O novo pároco

Acaba de chegar o novo pároco. Um ser esguio de feições. Caras e bocas de quem tudo sabe, com um jornal nas mãos, isolado de todos, parece estar sempre à espreita, desconfiado. Quando fala, pisca bastante os olhos, quando escuta, só retém o que lhe interessa.

Ficamos muitos anos dependentes de uma paróquia distante. Formávamos uma grande comunidade unida pela fé e política, pela força do versado e autônomo laicato.

Tudo andava muito bem até a diocese resolver por em prática o Cân. 374 § 1º, segundo o qual, “toda diocese ou outra Igreja particular seja dividida em partes distintas ou paróquias e que esta comunidade de fiéis, constituída estavelmente na Igreja particular, e seu cuidado pastoral deve ser confiada ao pároco, sob a auctoritate do bispo diocesano”.

E lá estava ele. Pronto para matar a comunidade de cristãos que viviam quase igual às primeiras comunidades lá do tempo de Jesus, com a anuência do senhor bispo, outro matador de comunidades livres e felizes.

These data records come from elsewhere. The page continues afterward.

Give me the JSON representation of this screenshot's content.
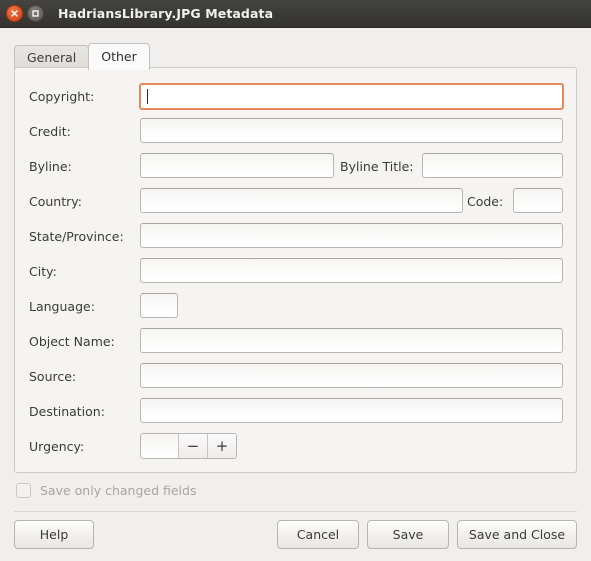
{
  "window": {
    "title": "HadriansLibrary.JPG Metadata",
    "close_icon": "close-icon",
    "maximize_icon": "maximize-icon",
    "titlebar_color": "#3c3b37",
    "background_color": "#f0efed"
  },
  "tabs": [
    {
      "label": "General",
      "active": false
    },
    {
      "label": "Other",
      "active": true
    }
  ],
  "form": {
    "focus_color": "#e8875a",
    "rows": [
      {
        "label": "Copyright:",
        "value": "",
        "focused": true
      },
      {
        "label": "Credit:",
        "value": "",
        "focused": false
      },
      {
        "label": "Byline:",
        "value": "",
        "focused": false
      },
      {
        "label": "Byline Title:",
        "value": "",
        "focused": false
      },
      {
        "label": "Country:",
        "value": "",
        "focused": false
      },
      {
        "label": "Code:",
        "value": "",
        "focused": false
      },
      {
        "label": "State/Province:",
        "value": "",
        "focused": false
      },
      {
        "label": "City:",
        "value": "",
        "focused": false
      },
      {
        "label": "Language:",
        "value": "",
        "focused": false
      },
      {
        "label": "Object Name:",
        "value": "",
        "focused": false
      },
      {
        "label": "Source:",
        "value": "",
        "focused": false
      },
      {
        "label": "Destination:",
        "value": "",
        "focused": false
      },
      {
        "label": "Urgency:",
        "value": "",
        "focused": false
      }
    ],
    "urgency_spinner": {
      "value": "",
      "decrement_label": "−",
      "increment_label": "+"
    }
  },
  "options": {
    "save_only_changed": {
      "label": "Save only changed fields",
      "checked": false,
      "enabled": false
    }
  },
  "footer": {
    "help_label": "Help",
    "cancel_label": "Cancel",
    "save_label": "Save",
    "save_and_close_label": "Save and Close"
  }
}
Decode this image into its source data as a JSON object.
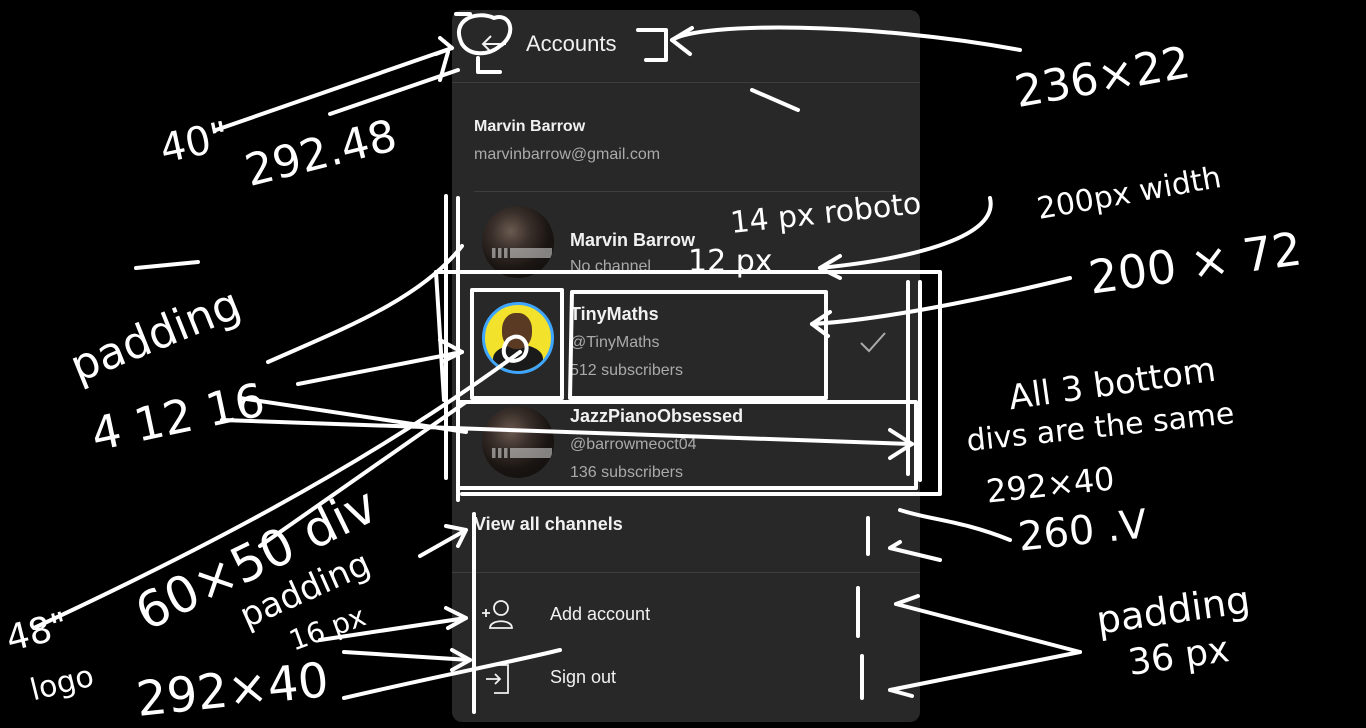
{
  "header": {
    "title": "Accounts"
  },
  "user": {
    "name": "Marvin Barrow",
    "email": "marvinbarrow@gmail.com"
  },
  "channels": [
    {
      "name": "Marvin Barrow",
      "line1": "No channel",
      "line2": "",
      "avatar": "piano-avatar",
      "selected": false
    },
    {
      "name": "TinyMaths",
      "line1": "@TinyMaths",
      "line2": "512 subscribers",
      "avatar": "tinymaths-avatar",
      "selected": true
    },
    {
      "name": "JazzPianoObsessed",
      "line1": "@barrowmeoct04",
      "line2": "136 subscribers",
      "avatar": "piano-avatar",
      "selected": false
    }
  ],
  "view_all": "View all channels",
  "menu": [
    {
      "label": "Add account",
      "icon": "add-person-icon"
    },
    {
      "label": "Sign out",
      "icon": "sign-out-icon"
    }
  ],
  "annotations": {
    "a1": "40\"",
    "a2": "292.48",
    "a3": "236×22",
    "a4": "14 px roboto",
    "a5": "200px width",
    "a6": "200 × 72",
    "a7": "12 px",
    "a8": "padding",
    "a9": "4 12 16",
    "a10": "All 3 bottom",
    "a11": "divs are the same",
    "a12": "292×40",
    "a13": "260 .V",
    "a14": "60×50 div",
    "a15": "48\"",
    "a16": "logo",
    "a17": "padding",
    "a18": "16 px",
    "a19": "292×40",
    "a20": "padding",
    "a21": "36 px"
  },
  "colors": {
    "background": "#000000",
    "panel": "#282828",
    "text": "#f1f1f1",
    "muted": "#aaaaaa",
    "accent": "#3ea6ff",
    "ink": "#ffffff"
  }
}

A primeira medida do infeliz padre Sicário foi proibir qualquer instrumento musical diferente dos clássicos. Só podia piano ou órgão. Um coral deveria ser treinado com urgência. Todos os líderes foram obrigados a pedir demissão dos seus respectivos cargos voluntários para que Sicário pudesse escolher os seus ministros. Nenhum deles deveria ser revolucionário ou comunista. Os escolhidos deveriam aceitar as ideias da igreja medieval, embora estivéssemos na pós-modernidade ou tempos líquidos.

Sicário foi além. Patrocinou intrigas, reacendeu antigos conflitos pessoais. Inventou o rito genuflexório para que beatas e beatos beijassem-lhes as mãos e o anel. Ele se sentia o próprio São Pedro.

Foi uma verdadeira revolução cultural. Outra maior que essa, só a de Mao Tse-Tung.

Tudo organizado e a contento da Santa Igreja, Sicário partiu em busca de um bom rabo de saia, abundante na pastoral da juventude. Comeu quase todas.

Imaculada, porém, saiu incólume. Resistiu bravamente às investidas cada vez mais intensas e enfáticas de Sicário. Como era possível a ela, resistir à sua autoridade divina?

Fez que fez que conseguiu ficar sozinho com ela no sacrário. Com palavras doces e valendo-se da devoção de Imaculada forçou-a a vestir um manto azul de Nossa Senhora. Ela realmente ficara linda e sedutora. Imaculada olhou para o espelho. Sicário atrás dela a contemplava excitado. Violentamente, Sicário a abraçou, já com as calças nos pés. O abraço da morte.

Imaculada virou devagar como se aceitasse a sua concupiscência, o beijou e desferiu-lhe um golpe fatal com um punhal que trazia consigo.